This is an interesting question and I did a quick research.
The OP asked about regression for continuous data. But the paper cited by @Vikram only works for classification.
Lu, Z., Kaye, J., & Leen, T. K. (2009). Hierarchical Fisher Kernels
for Longitudinal Data. In Advances in Neural Information Processing
Systems.
A related paper for regression I found is the following. Technical details can be found in Section 2.3.
Seok, K. H., Shim, J., Cho, D., Noh, G. J., & Hwang, C. (2011).
Semiparametric mixed-effect least squares support vector machine for
analyzing pharmacokinetic and pharmacodynamic data. Neurocomputing,
74(17), 3412-3419.
No public software is found but the authors claimed the ease of use at the end of the paper.
The main advantage of the proposed LS-SVM ... is that regression estimators
can be easily computed by softwares solving a simple linear
equation system.
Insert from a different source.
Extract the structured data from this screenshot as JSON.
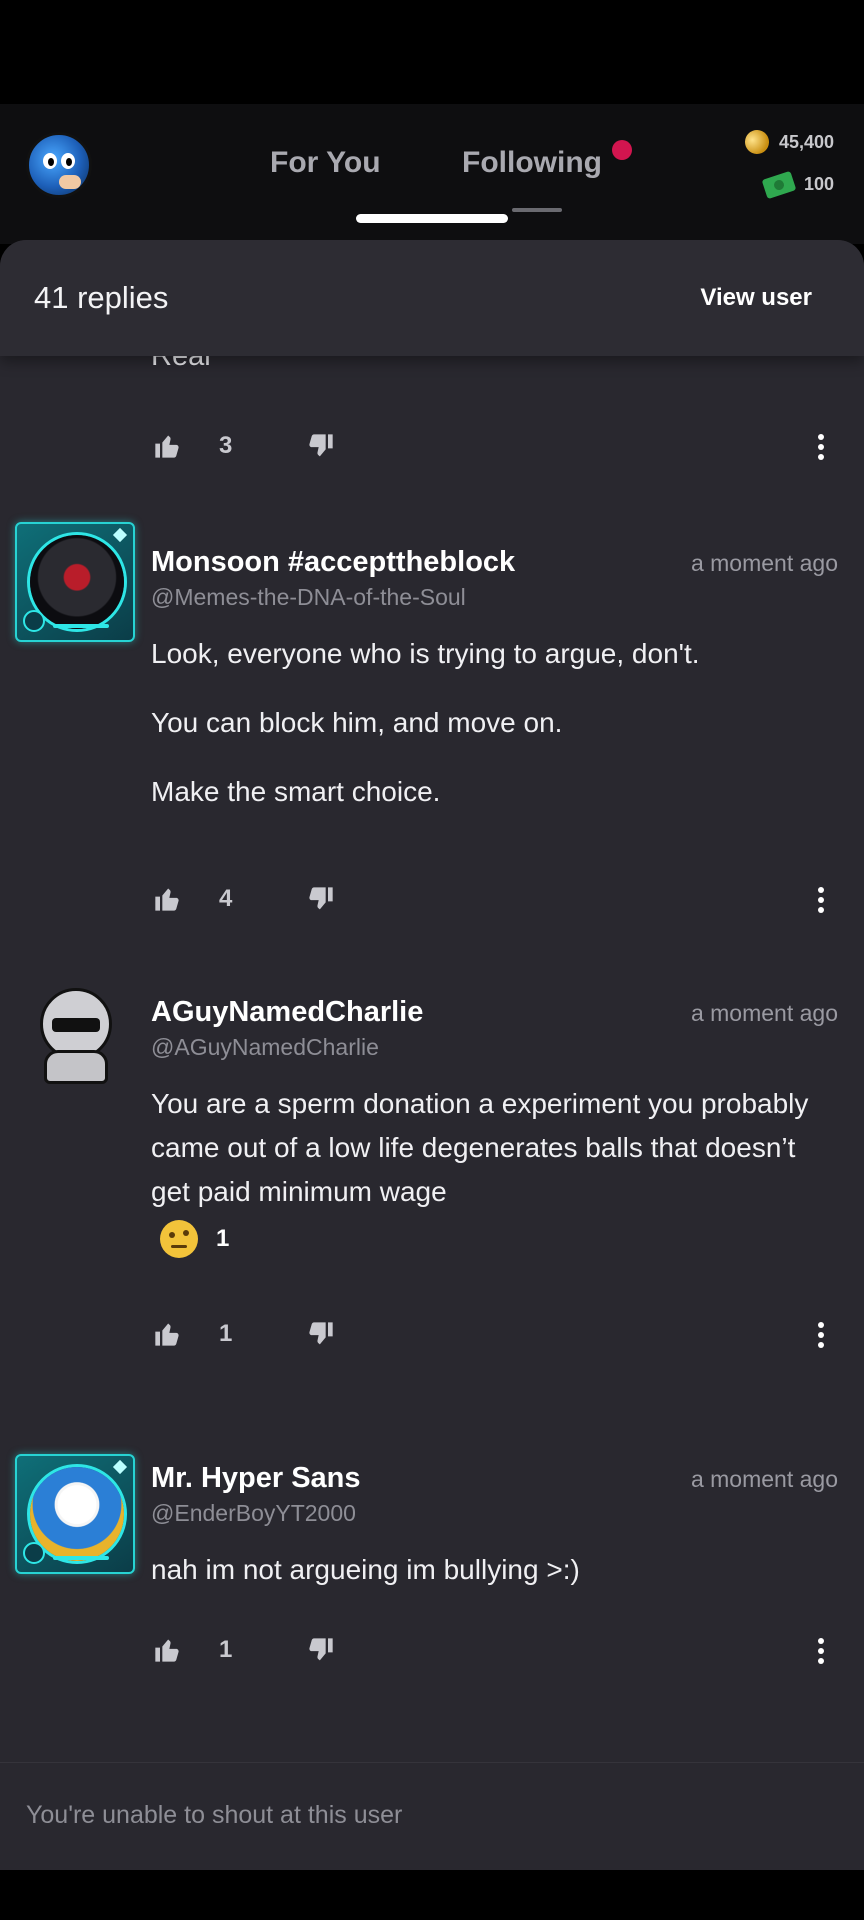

This makes it easier to apply the proposed
approach to the analysis of repeated measurement data in practice.
To elaborate a bit more, there are two approaches for regression analysis using SVM (support vector machine):
- support vector regression (SVR) [Drucker, Harris; Burges, Christopher J. C.; Kaufman, Linda; Smola, Alexander J.; and Vapnik, Vladimir N. (1997); "Support Vector Regression Machines", in Advances in Neural Information Processing Systems 9, NIPS 1996, 155–161]
- least squares support vector machine (LS-SVM) [Suykens, Johan A. K.; Vandewalle, Joos P. L.; Least squares support vector machine classifiers, Neural Processing Letters, vol. 9, no. 3, Jun. 1999, pp. 293–300.]
The aforementioned Seol et al. (2011) adopted the LS-VSM approach.